Brok ficou em silencio naquele momento. Seus punhos estavam fechados e sua expressão furiosa. Afinal, um desses caras era seu pai, e o de Feen também. Às vezes eu pensava se era melhor ser órfão do que ter uma mãe como Pompoo e um pai como os Corrigan.
— Como esse projeto foi parar nas mãos de Pompoo? — questionei.
— Ah, claro, vocês a conhecem... — disse Edgar com um sorriso de lado — Pompoo e seus irmãos foram encontrados pelos Corrigan. Eles viram um certo potencial nas meninas e investiram conhecimento a elas, mais do que deviam ter. De órfãs, Pompoo e sua irmã viraram cientistas em potencial da MindPlace depois do assassinato dos Corrigan. Não duvido que ambas tenham os matado para tomar seus postos.

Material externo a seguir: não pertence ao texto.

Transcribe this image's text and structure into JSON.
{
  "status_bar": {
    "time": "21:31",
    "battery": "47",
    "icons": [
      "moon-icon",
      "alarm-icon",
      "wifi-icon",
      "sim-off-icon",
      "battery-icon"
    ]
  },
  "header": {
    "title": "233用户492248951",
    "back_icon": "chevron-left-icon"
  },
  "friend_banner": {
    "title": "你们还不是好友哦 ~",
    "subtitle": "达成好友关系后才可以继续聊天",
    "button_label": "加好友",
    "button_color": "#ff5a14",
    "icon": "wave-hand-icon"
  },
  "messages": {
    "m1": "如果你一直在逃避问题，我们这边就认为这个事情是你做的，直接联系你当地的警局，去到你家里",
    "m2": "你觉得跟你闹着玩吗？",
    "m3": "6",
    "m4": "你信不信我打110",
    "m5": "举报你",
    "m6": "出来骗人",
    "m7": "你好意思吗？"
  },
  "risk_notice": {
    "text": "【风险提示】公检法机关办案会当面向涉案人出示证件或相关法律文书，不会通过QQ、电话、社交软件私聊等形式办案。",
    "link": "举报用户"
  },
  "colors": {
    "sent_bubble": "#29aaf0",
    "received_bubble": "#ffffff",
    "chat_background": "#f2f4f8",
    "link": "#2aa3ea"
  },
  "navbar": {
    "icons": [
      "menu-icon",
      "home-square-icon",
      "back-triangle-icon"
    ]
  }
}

Conforme os fatos se encaixavam, lembrei que a verdade sobre os Corrigan é que Brok havia matado um deles quando criança e não Pompoo. Mas o outro rapaz com certeza foi morto por elas. O quebra cabeça estava criando forma, juntamos peça por peça, dissecando um passado sombrio, camada por camada. Elas caíam no chão revelando a verdade, fria e crua. Mas o passado era profundo, se cortássemos mais, encontraríamos camadas mais ocultas.